Ia memejamkan matanya saat ia melihat lidah Daniel yang berusaha untuk menjilat
darah yang tersisa. Tangannya telah benar-benar memegang pisau yang ia simpan
di bawah sana. Saat Daniel baru saja akan mengecup darah di atas bibir Chantal,
sontak mereka berdua mendengar suara teriakan Theo dari bawah. Daniel yang
mendengar suaranya langsung mengangkat tubuhnya namun Chantal menahannya, ia
menarik punggung Daniel dan mengecup bibir Daniel meski ia tahu itu adalah
perbuatan yang sungguh kotor. Saat bibir mereka bersentuhan, saat itu juga
Chantal mengeluarkan pisaunya. Ia mendorong tubuh Daniel ke atas lalu:
“Apa
yang kaulakukan?”
“Ini
untuk Ayahku sialan!” teriak Chantal menusukkan pisaunya tepat di jantung
Daniel. Mata Daniel membulat, ia melihat ke arah tangan Chantal. Tangan Chantal
menembus dada Daniel. Saat itu juga mulut Daniel mengeluarkan darah hitam pekat
yang muncrat ke wajah Chantal.
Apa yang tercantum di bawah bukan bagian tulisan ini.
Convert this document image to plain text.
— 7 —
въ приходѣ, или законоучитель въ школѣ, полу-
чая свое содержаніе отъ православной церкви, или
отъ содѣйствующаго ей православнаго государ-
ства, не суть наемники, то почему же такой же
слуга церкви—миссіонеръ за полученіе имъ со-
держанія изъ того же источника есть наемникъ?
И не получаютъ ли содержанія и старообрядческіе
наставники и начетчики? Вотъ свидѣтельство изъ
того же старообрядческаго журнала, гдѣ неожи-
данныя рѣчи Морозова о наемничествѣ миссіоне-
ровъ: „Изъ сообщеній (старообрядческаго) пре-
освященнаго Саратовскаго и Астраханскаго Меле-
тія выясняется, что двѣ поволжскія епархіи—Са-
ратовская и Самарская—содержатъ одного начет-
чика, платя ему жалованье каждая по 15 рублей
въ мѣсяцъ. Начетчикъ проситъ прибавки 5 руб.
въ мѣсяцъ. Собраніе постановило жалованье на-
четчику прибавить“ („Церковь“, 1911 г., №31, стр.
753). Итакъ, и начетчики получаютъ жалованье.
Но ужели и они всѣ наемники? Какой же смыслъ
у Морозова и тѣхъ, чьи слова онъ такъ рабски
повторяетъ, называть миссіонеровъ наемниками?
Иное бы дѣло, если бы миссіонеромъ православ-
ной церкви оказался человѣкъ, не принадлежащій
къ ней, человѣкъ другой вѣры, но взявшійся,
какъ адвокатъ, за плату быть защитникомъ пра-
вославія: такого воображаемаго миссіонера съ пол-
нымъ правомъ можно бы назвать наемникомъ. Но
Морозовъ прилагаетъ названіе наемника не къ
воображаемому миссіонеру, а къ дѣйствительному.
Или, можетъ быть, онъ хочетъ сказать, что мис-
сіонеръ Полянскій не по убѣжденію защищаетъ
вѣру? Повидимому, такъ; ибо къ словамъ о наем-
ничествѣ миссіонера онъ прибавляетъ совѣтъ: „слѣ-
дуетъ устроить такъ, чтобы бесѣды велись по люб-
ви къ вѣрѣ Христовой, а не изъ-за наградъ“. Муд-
Lalu tatapan Daniel kosong. Chantal memejamkan
matanya lalu menarik tangannya yang masuk ke dalam tubuh Daniel keluar. Saat
Daniel akan jatuh ke atas tubuhnya, Chantal langsung menahan dengan kedua
tangannya dan melemparkannya ke samping. Daniel mati di tangannya. Ada rasa
puas sekaligus rasa takut menyeruak ke dalam tubuhnya. Darah Daniel yang
berwarna hitam itu dengan segera diseka oleh punggung tangan Chantal. Chantal
kembali masuk ke dalam dunia nyata dan ia mendengar suara teriakan-teriakan
dari bawah sana.
“Chantal!
Sayang, dimana kau?” ia mendengar suara Ibunya dari luar. Tanpa berbasa-basi,
Chantal bangkit dari tempat tidur dan meninggalkan Daniel yang tergeletak di
atas tempat tidur dalam keadaan tak bernyawa. Ia dapat melihat dadanya bolong
akibat tusukan dari pisau sekaligus tangannya. Sangat menyeramkan. Sebelum ia
mencapai pintu kamar Daniel, pintunya terbuka.
“Chantal?”
suara Ibunya benar-benar khawatir.
“Ibu,”
gumamnya pelan. Evangeline yang melihat wajah anaknya berlumuran darah vampire
itu langsung memeluk Chantal dengan khawatir.
“Ibu
sangat mengkhawatirkanmu sayang. Ya Tuhan, kau baik-baik saja,” ujar Ibu
Chantal benar-benar ketakutan. Tentu saja, Chantal adalah anak tunggalnya. Dan
ia baru saja menyadari, Chantal baru saja membunuh Daniel yang tubuhnya
sekarang memiliki bolongan tepat di
daerah jantungnya. Tapi ia mengabaikan kematian Daniel. Keadaan anaknya lebih
penting dibandingkan kematian si tua bangka itu.
“Aku
baik-baik saja. Dimana Justin dan Theo?” Chantal memundurkan tubuhnya dari
pelukan Ibu. Chantal mengintip dari balik tubuh Ibunya dan ia melihat dari
seberang balkon Justin sedang melawan salah satu prajuritnya. Ya ampun,
prajuritnya sungguh gila. Apa mereka tidak sadar bahwa dulu Justin adalah
vampire yang sangat dihormati?
“Aku
harus membantu mereka, Ibu,” ujar Chantal berjalan melewati Ibunya. “Ini harus
dihentikan,”
“Chantal
tidak!” Ibu Chantal segera memegang tangan Chantal sehingga langkahan Chantal
terhenti. Evangeline tidak ingin merelakan anaknya untuk berperang. Terlebih
lagi ia telah mengetahui bahwa anaknya sedang mengandung seorang bayi.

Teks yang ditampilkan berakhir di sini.